Я заказала себе сытный завтрак, уточнив у хозяина дома, когда прибудет следующий дилижанс, направляющийся в сторону Шварцбурга (теперь, по крайней мере, я знала, куда поеду дальше), когда мужичонка меня удивил.
— Э, госпожа! Дилижанса в Шварцбугр не будет.
— Как не будет? – Я вскинула брови.
— Ночью же ливень был. – Трактирщик взял полотенце и принялся вытирать пивные кружки, одновременно с этим продолжая вести беседу. – А тракт на Шварцбург дальше идет прямиком через горы. Перевал Берхарда. Не слышали?

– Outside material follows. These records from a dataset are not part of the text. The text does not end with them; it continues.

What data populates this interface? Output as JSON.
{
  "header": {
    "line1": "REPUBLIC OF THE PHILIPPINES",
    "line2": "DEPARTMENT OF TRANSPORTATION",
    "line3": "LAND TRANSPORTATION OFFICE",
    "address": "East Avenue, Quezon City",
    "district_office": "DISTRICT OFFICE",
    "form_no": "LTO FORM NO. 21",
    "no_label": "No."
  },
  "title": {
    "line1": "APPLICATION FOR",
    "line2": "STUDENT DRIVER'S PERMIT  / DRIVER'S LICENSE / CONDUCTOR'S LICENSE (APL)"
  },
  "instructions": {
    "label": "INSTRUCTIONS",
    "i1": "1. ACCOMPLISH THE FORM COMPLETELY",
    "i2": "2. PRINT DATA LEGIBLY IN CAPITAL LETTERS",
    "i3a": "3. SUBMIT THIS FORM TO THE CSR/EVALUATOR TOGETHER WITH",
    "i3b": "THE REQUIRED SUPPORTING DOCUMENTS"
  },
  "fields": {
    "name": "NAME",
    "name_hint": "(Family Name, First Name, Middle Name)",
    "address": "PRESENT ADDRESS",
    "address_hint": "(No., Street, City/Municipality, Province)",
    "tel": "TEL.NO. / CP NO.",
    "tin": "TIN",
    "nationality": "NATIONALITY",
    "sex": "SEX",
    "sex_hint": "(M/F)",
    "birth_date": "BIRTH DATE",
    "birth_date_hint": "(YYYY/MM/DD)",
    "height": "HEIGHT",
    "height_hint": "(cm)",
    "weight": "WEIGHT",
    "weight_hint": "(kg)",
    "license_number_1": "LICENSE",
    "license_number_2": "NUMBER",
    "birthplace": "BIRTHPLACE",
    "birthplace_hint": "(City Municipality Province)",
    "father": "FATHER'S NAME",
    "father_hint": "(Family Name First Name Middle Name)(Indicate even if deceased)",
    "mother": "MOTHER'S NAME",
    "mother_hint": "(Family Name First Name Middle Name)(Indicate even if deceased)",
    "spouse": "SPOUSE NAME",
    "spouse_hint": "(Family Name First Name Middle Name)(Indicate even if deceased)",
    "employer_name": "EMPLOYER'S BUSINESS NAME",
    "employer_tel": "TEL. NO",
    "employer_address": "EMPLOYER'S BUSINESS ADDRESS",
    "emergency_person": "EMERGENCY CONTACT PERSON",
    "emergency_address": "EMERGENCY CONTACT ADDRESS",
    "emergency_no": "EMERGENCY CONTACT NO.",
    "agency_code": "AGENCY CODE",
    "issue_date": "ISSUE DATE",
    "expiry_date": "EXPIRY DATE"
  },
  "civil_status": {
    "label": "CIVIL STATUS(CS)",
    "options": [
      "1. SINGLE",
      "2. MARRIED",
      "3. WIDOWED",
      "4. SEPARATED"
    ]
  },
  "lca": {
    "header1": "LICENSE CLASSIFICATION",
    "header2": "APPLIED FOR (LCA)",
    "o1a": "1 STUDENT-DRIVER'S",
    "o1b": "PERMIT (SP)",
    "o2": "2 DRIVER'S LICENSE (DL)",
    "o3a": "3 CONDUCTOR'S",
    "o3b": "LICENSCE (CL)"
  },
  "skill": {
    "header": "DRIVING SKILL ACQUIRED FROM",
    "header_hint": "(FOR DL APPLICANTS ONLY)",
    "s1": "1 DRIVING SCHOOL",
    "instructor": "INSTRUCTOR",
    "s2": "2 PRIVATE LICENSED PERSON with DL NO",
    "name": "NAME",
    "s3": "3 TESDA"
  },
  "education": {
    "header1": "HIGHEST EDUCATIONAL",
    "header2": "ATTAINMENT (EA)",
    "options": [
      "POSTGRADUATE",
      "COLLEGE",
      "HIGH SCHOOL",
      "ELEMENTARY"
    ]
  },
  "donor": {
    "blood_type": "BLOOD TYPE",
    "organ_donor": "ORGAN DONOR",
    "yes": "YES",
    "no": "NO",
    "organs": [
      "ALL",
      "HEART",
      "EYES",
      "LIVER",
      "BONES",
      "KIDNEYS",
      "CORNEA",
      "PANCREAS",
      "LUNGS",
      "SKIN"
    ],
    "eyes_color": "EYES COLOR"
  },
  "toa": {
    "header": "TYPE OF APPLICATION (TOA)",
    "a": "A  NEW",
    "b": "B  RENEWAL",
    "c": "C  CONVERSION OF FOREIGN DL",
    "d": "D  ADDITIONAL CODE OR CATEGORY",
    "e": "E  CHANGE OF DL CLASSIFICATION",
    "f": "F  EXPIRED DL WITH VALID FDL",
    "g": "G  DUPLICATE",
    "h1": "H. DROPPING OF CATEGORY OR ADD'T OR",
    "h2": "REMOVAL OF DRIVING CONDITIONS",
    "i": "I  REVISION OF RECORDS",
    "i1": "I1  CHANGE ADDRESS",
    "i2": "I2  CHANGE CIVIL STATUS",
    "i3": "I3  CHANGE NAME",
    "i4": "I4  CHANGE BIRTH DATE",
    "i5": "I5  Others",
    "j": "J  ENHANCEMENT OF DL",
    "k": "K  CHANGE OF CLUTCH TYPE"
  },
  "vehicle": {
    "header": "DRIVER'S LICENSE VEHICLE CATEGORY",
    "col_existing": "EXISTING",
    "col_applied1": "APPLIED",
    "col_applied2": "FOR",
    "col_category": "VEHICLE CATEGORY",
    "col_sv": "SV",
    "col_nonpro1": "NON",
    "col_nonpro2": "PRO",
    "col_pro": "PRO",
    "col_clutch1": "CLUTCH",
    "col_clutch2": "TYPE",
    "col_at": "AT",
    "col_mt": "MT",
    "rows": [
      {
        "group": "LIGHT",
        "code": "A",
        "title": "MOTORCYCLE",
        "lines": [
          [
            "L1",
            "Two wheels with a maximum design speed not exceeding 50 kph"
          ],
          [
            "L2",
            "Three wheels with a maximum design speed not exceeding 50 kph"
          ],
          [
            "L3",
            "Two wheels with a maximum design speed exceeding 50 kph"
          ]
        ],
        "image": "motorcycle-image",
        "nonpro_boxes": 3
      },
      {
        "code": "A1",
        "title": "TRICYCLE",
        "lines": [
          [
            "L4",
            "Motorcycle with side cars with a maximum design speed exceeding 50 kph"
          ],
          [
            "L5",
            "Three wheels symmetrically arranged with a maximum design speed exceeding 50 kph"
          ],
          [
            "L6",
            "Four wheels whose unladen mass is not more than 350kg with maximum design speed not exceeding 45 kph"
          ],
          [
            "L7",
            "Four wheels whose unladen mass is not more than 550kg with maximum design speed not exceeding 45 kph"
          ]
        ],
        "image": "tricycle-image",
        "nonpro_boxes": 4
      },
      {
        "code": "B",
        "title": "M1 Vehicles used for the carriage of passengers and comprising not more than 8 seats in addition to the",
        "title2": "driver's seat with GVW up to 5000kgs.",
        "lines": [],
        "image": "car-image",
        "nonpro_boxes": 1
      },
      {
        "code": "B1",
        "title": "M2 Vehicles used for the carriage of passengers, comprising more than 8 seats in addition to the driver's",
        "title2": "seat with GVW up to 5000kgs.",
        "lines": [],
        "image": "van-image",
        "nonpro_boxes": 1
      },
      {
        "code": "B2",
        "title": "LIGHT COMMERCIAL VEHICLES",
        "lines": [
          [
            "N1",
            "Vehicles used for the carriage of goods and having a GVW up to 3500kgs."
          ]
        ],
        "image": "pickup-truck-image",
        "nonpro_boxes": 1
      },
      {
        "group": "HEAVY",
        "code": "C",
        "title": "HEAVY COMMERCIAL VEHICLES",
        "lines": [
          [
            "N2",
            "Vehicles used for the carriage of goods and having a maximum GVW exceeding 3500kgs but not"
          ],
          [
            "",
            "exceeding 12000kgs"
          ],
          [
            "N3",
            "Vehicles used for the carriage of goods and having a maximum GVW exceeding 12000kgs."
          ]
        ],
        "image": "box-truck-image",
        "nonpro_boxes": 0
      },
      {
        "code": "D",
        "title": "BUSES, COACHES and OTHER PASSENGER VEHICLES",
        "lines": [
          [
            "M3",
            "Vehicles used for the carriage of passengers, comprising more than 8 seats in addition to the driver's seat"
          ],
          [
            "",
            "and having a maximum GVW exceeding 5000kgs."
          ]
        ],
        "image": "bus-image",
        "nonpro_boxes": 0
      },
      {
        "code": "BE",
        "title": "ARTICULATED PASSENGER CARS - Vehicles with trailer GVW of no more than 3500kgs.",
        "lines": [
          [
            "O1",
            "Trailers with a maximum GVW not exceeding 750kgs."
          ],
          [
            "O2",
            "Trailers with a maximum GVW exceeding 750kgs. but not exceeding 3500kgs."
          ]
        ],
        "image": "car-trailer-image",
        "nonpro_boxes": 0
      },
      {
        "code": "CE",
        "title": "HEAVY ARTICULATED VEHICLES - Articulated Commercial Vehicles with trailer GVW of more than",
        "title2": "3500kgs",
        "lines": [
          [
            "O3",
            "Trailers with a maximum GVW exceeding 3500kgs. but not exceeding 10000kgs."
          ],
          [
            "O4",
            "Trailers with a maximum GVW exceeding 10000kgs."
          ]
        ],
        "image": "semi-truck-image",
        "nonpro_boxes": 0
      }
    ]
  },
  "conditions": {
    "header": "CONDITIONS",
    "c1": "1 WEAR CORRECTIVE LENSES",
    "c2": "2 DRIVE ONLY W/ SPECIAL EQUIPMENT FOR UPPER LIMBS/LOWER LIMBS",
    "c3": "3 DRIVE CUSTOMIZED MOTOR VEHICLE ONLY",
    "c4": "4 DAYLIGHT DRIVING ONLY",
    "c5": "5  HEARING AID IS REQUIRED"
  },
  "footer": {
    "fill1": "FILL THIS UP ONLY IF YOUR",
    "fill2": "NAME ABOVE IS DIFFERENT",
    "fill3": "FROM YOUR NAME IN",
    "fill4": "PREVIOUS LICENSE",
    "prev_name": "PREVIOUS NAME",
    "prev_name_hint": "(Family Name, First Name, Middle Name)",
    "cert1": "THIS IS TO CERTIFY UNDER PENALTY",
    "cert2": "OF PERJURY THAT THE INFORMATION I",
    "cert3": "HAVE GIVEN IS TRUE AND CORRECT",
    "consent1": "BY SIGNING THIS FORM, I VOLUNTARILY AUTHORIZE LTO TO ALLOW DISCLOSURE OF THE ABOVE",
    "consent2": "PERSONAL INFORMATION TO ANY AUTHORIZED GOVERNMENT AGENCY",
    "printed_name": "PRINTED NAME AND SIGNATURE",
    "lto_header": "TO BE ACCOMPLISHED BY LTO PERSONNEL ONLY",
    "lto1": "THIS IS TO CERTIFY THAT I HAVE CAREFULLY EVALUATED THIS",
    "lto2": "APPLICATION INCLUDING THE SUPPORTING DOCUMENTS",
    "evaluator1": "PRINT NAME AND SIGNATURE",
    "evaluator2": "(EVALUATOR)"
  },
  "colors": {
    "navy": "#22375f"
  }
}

Я, конечно же, не слышала и покачала головой.
— Так вот, дорога от дождя возьми да сползи вниз. Говорят, с селью сошел добрый участок в милю длиной. Так что теперь напрямую никак. А в объезд времени займет о-го-го, — трактирщик присвистнул. — На рассвете приехал дилижанс, забравший постояльцев в Мот, так вот, кучер сказал, что дорогу восстанавливать будут как минимум неделю. Но неделя — это куда как быстрее, чем в объезд. Вы уж мне, госпожа, поверьте. Георг Кригер знает, что говорит.
Неделя.
Я криво усмехнулась. Видимо, мое везение закончилось, едва начавшись? Но как же не вовремя сошел этот сель!